Persons aged 13–19 years (aPR = 0.79; 95% CI: 0.74, 0.84) or 20–29 years (aPR = 0.93; 95% CI: 0.88, 0.98) were less likely to accept the vaccine compared to persons aged 40–49 years. This finding is consistent with findings from studies conducted in Africa that reported that young participants were less likely to accept COVID-19 vaccine compared to older participants [40, 48,49,50]. The possible explanation could be that, young people perceived themselves to be safer and not at risk of COVID-19 infections as compared to the ageing population [49, 50]. We found that, persons with post-primary level of education (aPR = 1.05; 95% CI: 1.02, 1.09) were more likely to accept COVID-19 vaccine compared to those with primary level of education.
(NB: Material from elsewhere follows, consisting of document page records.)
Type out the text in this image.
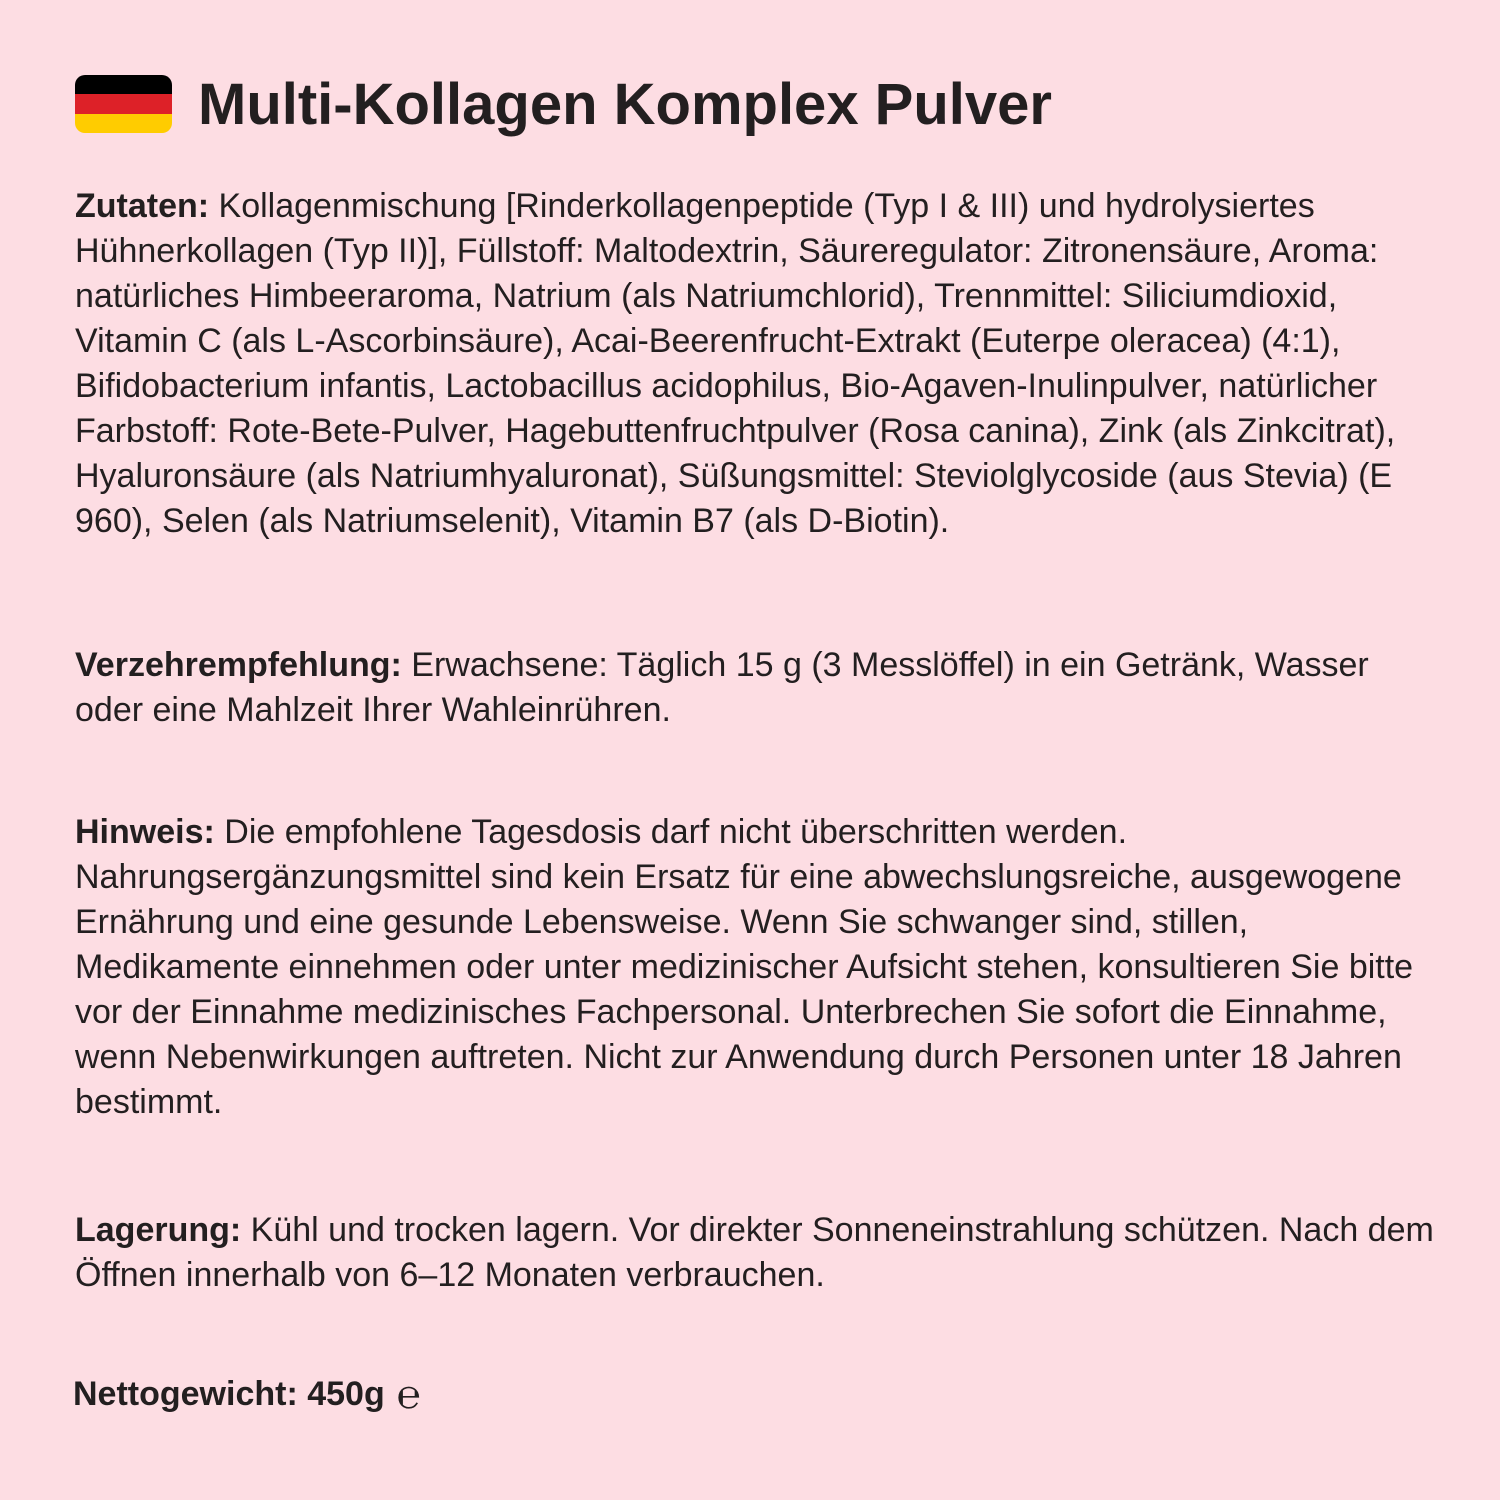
Multi-Kollagen Komplex Pulver
Zutaten: Kollagenmischung [Rinderkollagenpeptide (Typ I & III) und hydrolysiertes Hühnerkollagen (Typ II)], Füllstoff: Maltodextrin, Säureregulator: Zitronensäure, Aroma: natürliches Himbeeraroma, Natrium (als Natriumchlorid), Trennmittel: Siliciumdioxid, Vitamin C (als L-Ascorbinsäure), Acai-Beerenfrucht-Extrakt (Euterpe oleracea) (4:1), Bifidobacterium infantis, Lactobacillus acidophilus, Bio-Agaven-Inulinpulver, natürlicher Farbstoff: Rote-Bete-Pulver, Hagebuttenfruchtpulver (Rosa canina), Zink (als Zinkcitrat), Hyaluronsäure (als Natriumhyaluronat), Süßungsmittel: Steviolglycoside (aus Stevia) (E 960), Selen (als Natriumselenit), Vitamin B7 (als D-Biotin).
Verzehrempfehlung: Erwachsene: Täglich 15 g (3 Messlöffel) in ein Getränk, Wasser oder eine Mahlzeit Ihrer Wahleinrühren.
Hinweis: Die empfohlene Tagesdosis darf nicht überschritten werden. Nahrungsergänzungsmittel sind kein Ersatz für eine abwechslungsreiche, ausgewogene Ernährung und eine gesunde Lebensweise. Wenn Sie schwanger sind, stillen, Medikamente einnehmen oder unter medizinischer Aufsicht stehen, konsultieren Sie bitte vor der Einnahme medizinisches Fachpersonal. Unterbrechen Sie sofort die Einnahme, wenn Nebenwirkungen auftreten. Nicht zur Anwendung durch Personen unter 18 Jahren bestimmt.
Lagerung: Kühl und trocken lagern. Vor direkter Sonneneinstrahlung schützen. Nach dem Öffnen innerhalb von 6–12 Monaten verbrauchen.
Nettogewicht: 450g ℮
This is consistent with findings from other studies conducted in other settings [18, 40, 51, 52]. The possible explanation could be that, high level of education is positively correlated with knowledge. Therefore, persons with high level of education are more likely to be knowledgeable and aware of COVID-19 preventive strategies such as vaccination compared to those with non-formal education. Our study reported that, students or government staff were more likely to accept COVID-19 vaccine (aPR = 1.13; 95% CI: 1.04, 1.23) compared to those doing construction and mechanic work as their main occupation. This finding is consistent with studies conducted elsewhere [1, 40]. The possible explanation could be attributed to ease with accessibility to information amongst government workers or students as opposed to construction/mechanic workers. Although variables such as marital status, sex and comorbidity were not associated with willingness to receive COVID-19 vaccine. These variables have been previously associated with willingness to receive COVID-19 vaccine [34, 53]. The possible explanation could be due to differences in the study methodology and socio-demographic characteristics of population studied.

Strengths and limitations

This study is not without limitations, although the cross-sectional nature of this study was the ideal method since both the dependent and independent variables could be measured at the same time. This type of design cannot assess the temporal relationship and therefore, more advanced designs could close this gap. Additionally, this study being purely quantitative, it could not explore beliefs, attitudes and perceptions about reasons for not taking COVID-19 vaccine, hence future qualitative studies are recommended.

Conclusion

In this study, over 30% of the population were not taking COVID-19 vaccine. Younger persons were less likely to accept COVID-19 vaccine while individuals with post-primary level of education, and students or government workers were more likely to accept the COVID-19 vaccine. The prevalence of willingness to accept the COVID-19 vaccine is still low compared to WHO recommended rate. Therefore, engaging communities through health education campaigns could support in addressing some of the reasons for not taking vaccine such as concerns about side effects of the vaccine, myths and misconceptions (COVID-19 vaccines are not effective, COVID-19 vaccines are infectious and one can easily get COVID-19 virus).